Unfortunately, there's no separate output for the non‑pitch‑corrected sound. In my experience, most live engineers avoid sending pitch‑corrected audio to the stage monitors, as this can confuse the singer. If you need a dry feed, you'll have to arrange some way to split the mic signal, or feed the Correct XT from the PA mixer.

Vocal Verdict

The VoiceTone Correct XT turned out to be really easy to use, and the improvement in vocal clarity is helpful in moderation. The Dynamics control shouldn't be over-used, as it provokes feedback and can make the sound unnatural.
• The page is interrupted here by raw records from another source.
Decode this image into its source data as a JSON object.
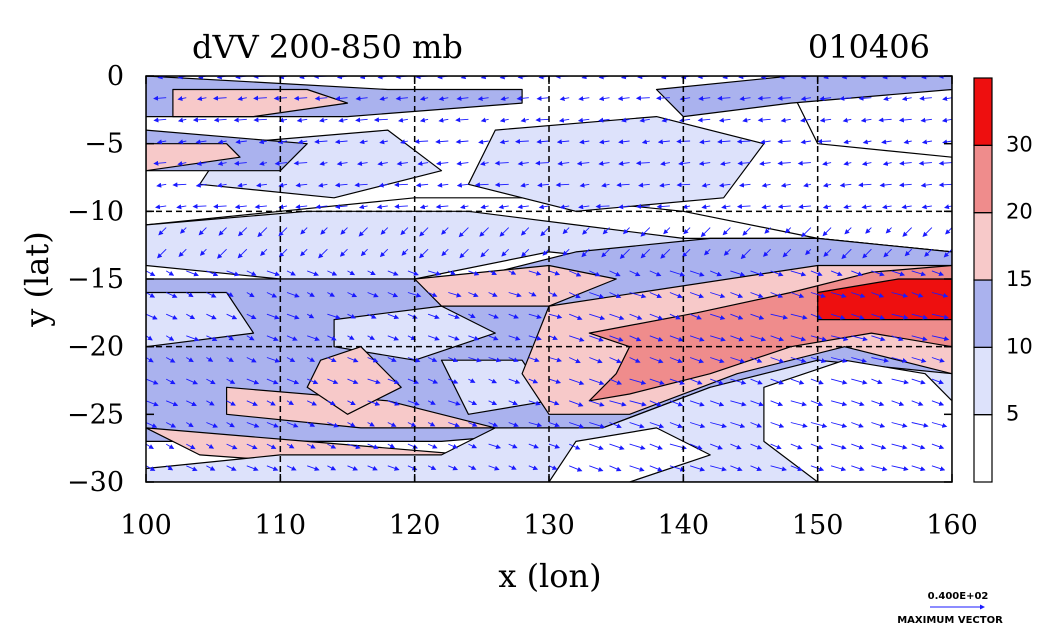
{
  "chart_data": {
    "type": "heatmap",
    "title": "dVV 200-850 mb",
    "date_label": "010406",
    "xlabel": "x (lon)",
    "ylabel": "y (lat)",
    "xlim": [
      100,
      160
    ],
    "ylim": [
      -30,
      0
    ],
    "x_ticks": [
      100,
      110,
      120,
      130,
      140,
      150,
      160
    ],
    "x_tick_labels": [
      "100",
      "110",
      "120",
      "130",
      "140",
      "150",
      "160"
    ],
    "y_ticks": [
      0,
      -5,
      -10,
      -15,
      -20,
      -25,
      -30
    ],
    "y_tick_labels": [
      "0",
      "−5",
      "−10",
      "−15",
      "−20",
      "−25",
      "−30"
    ],
    "grid_lons": [
      110,
      120,
      130,
      140,
      150
    ],
    "grid_lats": [
      -10,
      -20
    ],
    "colorbar": {
      "levels": [
        0,
        5,
        10,
        15,
        20,
        30,
        40
      ],
      "tick_values": [
        5,
        10,
        15,
        20,
        30
      ],
      "tick_labels": [
        "5",
        "10",
        "15",
        "20",
        "30"
      ],
      "colors": [
        "#ffffff",
        "#dde2fb",
        "#aab2ee",
        "#f7c9c9",
        "#ef8c8c",
        "#ee0f0f"
      ]
    },
    "regions": [
      {
        "level": 5,
        "name": "northern-band",
        "polygon": [
          [
            100,
            0
          ],
          [
            160,
            0
          ],
          [
            160,
            -13
          ],
          [
            150,
            -12
          ],
          [
            140,
            -10
          ],
          [
            130,
            -9
          ],
          [
            120,
            -9
          ],
          [
            110,
            -10
          ],
          [
            100,
            -11
          ]
        ]
      },
      {
        "level": 10,
        "name": "northern-blue-patch-1",
        "polygon": [
          [
            126,
            -4
          ],
          [
            138,
            -3
          ],
          [
            146,
            -5
          ],
          [
            143,
            -9
          ],
          [
            132,
            -10
          ],
          [
            124,
            -8
          ]
        ]
      },
      {
        "level": 10,
        "name": "northern-blue-patch-2",
        "polygon": [
          [
            106,
            -5
          ],
          [
            118,
            -4
          ],
          [
            122,
            -7
          ],
          [
            114,
            -9
          ],
          [
            104,
            -8
          ]
        ]
      },
      {
        "level": 10,
        "name": "central-blue-band",
        "polygon": [
          [
            100,
            -11
          ],
          [
            112,
            -10
          ],
          [
            124,
            -10
          ],
          [
            132,
            -11
          ],
          [
            140,
            -12
          ],
          [
            150,
            -12
          ],
          [
            160,
            -13
          ],
          [
            160,
            -14
          ],
          [
            148,
            -14
          ],
          [
            140,
            -14
          ],
          [
            130,
            -13
          ],
          [
            120,
            -15
          ],
          [
            110,
            -15
          ],
          [
            100,
            -14
          ]
        ]
      },
      {
        "level": 5,
        "name": "northeast-light-patch",
        "polygon": [
          [
            148,
            -1
          ],
          [
            160,
            -1
          ],
          [
            160,
            -6
          ],
          [
            150,
            -5
          ]
        ]
      },
      {
        "level": 15,
        "name": "north-pink-streak-1",
        "polygon": [
          [
            100,
            0
          ],
          [
            118,
            -1
          ],
          [
            128,
            -1
          ],
          [
            128,
            -2
          ],
          [
            115,
            -3
          ],
          [
            100,
            -3
          ]
        ]
      },
      {
        "level": 15,
        "name": "north-pink-streak-2",
        "polygon": [
          [
            100,
            -4
          ],
          [
            112,
            -5
          ],
          [
            110,
            -7
          ],
          [
            100,
            -7
          ]
        ]
      },
      {
        "level": 20,
        "name": "north-red-streak-1",
        "polygon": [
          [
            102,
            -1
          ],
          [
            112,
            -1
          ],
          [
            115,
            -2
          ],
          [
            108,
            -3
          ],
          [
            102,
            -3
          ]
        ]
      },
      {
        "level": 20,
        "name": "north-red-streak-2",
        "polygon": [
          [
            100,
            -5
          ],
          [
            106,
            -5
          ],
          [
            107,
            -6
          ],
          [
            100,
            -7
          ]
        ]
      },
      {
        "level": 15,
        "name": "northeast-pink",
        "polygon": [
          [
            138,
            -1
          ],
          [
            148,
            0
          ],
          [
            160,
            0
          ],
          [
            160,
            -1
          ],
          [
            148,
            -2
          ],
          [
            140,
            -3
          ]
        ]
      },
      {
        "level": 15,
        "name": "central-pink-band",
        "polygon": [
          [
            100,
            -15
          ],
          [
            112,
            -15
          ],
          [
            124,
            -15
          ],
          [
            132,
            -13
          ],
          [
            142,
            -12
          ],
          [
            150,
            -12
          ],
          [
            160,
            -13
          ],
          [
            160,
            -22
          ],
          [
            150,
            -22
          ],
          [
            142,
            -23
          ],
          [
            134,
            -26
          ],
          [
            122,
            -27
          ],
          [
            110,
            -27
          ],
          [
            100,
            -27
          ]
        ]
      },
      {
        "level": 10,
        "name": "central-blue-patch-1",
        "polygon": [
          [
            100,
            -16
          ],
          [
            106,
            -16
          ],
          [
            108,
            -19
          ],
          [
            100,
            -20
          ]
        ]
      },
      {
        "level": 10,
        "name": "central-blue-patch-2",
        "polygon": [
          [
            114,
            -18
          ],
          [
            122,
            -17
          ],
          [
            126,
            -19
          ],
          [
            120,
            -21
          ],
          [
            114,
            -20
          ]
        ]
      },
      {
        "level": 10,
        "name": "central-blue-patch-3",
        "polygon": [
          [
            122,
            -21
          ],
          [
            128,
            -21
          ],
          [
            130,
            -24
          ],
          [
            124,
            -25
          ]
        ]
      },
      {
        "level": 20,
        "name": "central-red-patch-1",
        "polygon": [
          [
            120,
            -15
          ],
          [
            130,
            -14
          ],
          [
            135,
            -15
          ],
          [
            130,
            -17
          ],
          [
            122,
            -17
          ]
        ]
      },
      {
        "level": 20,
        "name": "central-red-patch-2",
        "polygon": [
          [
            130,
            -17
          ],
          [
            150,
            -14
          ],
          [
            160,
            -14
          ],
          [
            160,
            -22
          ],
          [
            152,
            -20
          ],
          [
            144,
            -22
          ],
          [
            136,
            -25
          ],
          [
            130,
            -25
          ],
          [
            128,
            -22
          ]
        ]
      },
      {
        "level": 20,
        "name": "southwest-red-streak-1",
        "polygon": [
          [
            106,
            -23
          ],
          [
            118,
            -24
          ],
          [
            126,
            -26
          ],
          [
            116,
            -26
          ],
          [
            106,
            -25
          ]
        ]
      },
      {
        "level": 20,
        "name": "southwest-red-streak-2",
        "polygon": [
          [
            100,
            -26
          ],
          [
            112,
            -27
          ],
          [
            124,
            -28
          ],
          [
            118,
            -29
          ],
          [
            104,
            -28
          ]
        ]
      },
      {
        "level": 20,
        "name": "west-red-patch",
        "polygon": [
          [
            113,
            -21
          ],
          [
            116,
            -20
          ],
          [
            119,
            -23
          ],
          [
            115,
            -25
          ],
          [
            112,
            -23
          ]
        ]
      },
      {
        "level": 30,
        "name": "jet-core",
        "polygon": [
          [
            133,
            -19
          ],
          [
            141,
            -17.5
          ],
          [
            148,
            -16
          ],
          [
            154,
            -14.5
          ],
          [
            160,
            -14
          ],
          [
            160,
            -20
          ],
          [
            154,
            -19
          ],
          [
            148,
            -20
          ],
          [
            142,
            -22
          ],
          [
            136,
            -23.5
          ],
          [
            133,
            -24
          ],
          [
            135,
            -22
          ],
          [
            136,
            -20
          ]
        ]
      },
      {
        "level": 40,
        "name": "jet-core-max",
        "polygon": [
          [
            150,
            -16
          ],
          [
            156,
            -15
          ],
          [
            160,
            -15
          ],
          [
            160,
            -18
          ],
          [
            156,
            -18
          ],
          [
            150,
            -18
          ]
        ]
      },
      {
        "level": 10,
        "name": "south-blue-band",
        "polygon": [
          [
            126,
            -26
          ],
          [
            134,
            -26
          ],
          [
            142,
            -23
          ],
          [
            150,
            -21
          ],
          [
            160,
            -22
          ],
          [
            160,
            -30
          ],
          [
            100,
            -30
          ],
          [
            100,
            -29
          ],
          [
            110,
            -28
          ],
          [
            122,
            -28
          ]
        ]
      },
      {
        "level": 5,
        "name": "southeast-white-patch",
        "polygon": [
          [
            146,
            -23
          ],
          [
            152,
            -21
          ],
          [
            158,
            -22
          ],
          [
            160,
            -24
          ],
          [
            160,
            -30
          ],
          [
            150,
            -30
          ],
          [
            146,
            -27
          ]
        ]
      },
      {
        "level": 5,
        "name": "south-white-patch",
        "polygon": [
          [
            132,
            -27
          ],
          [
            138,
            -26
          ],
          [
            142,
            -28
          ],
          [
            136,
            -30
          ],
          [
            130,
            -30
          ]
        ]
      }
    ],
    "vector_field": {
      "grid": {
        "lon_start": 100,
        "lon_end": 160,
        "lon_step": 1.5,
        "lat_start": 0,
        "lat_end": -30,
        "lat_step": -1.6
      },
      "description": "wind-difference vectors, predominantly westward at low latitudes and south-eastward in the southern half"
    },
    "legend": {
      "vector_value": "0.400E+02",
      "vector_label": "MAXIMUM VECTOR"
    }
  }
}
However, the anti‑feedback effect is pretty good at clawing back a bit more headroom, and the notches are very narrow, so even if it's working hard the results are natural.

While the pitch correction works fine on a technical level, I think it was a mistake to leave out an unprocessed output for feeding the monitor mix, as I find it almost impossible to pitch my singing when all I can hear is a pitch-corrected signal. That said, if you feel your live vocal could sound a bit more polished, but you don't want a complicated multi‑effects unit, then VoiceTone Correct XT might be just what you need.    


  • Compact unit.
  • Inexpensive.
  • Very easy to use.
  • Several important processes in one box.


  • Dynamics processing can cause feedback.
  • No output without pitch correction.
  • External PSU easy to dislodge on stage, so pedalboard mounting is desirable.


The VoiceTone Correct XT provides singers with a compact, simple and reasonably priced way to enhance their live vocal sound. Each section provides a useful process, and while most are best not overdone, the overall combination is effective at subtly improving vocal clarity and polishing performance.


£205 including VAT.

TC Electronic UK +44 (0)800 917 8926.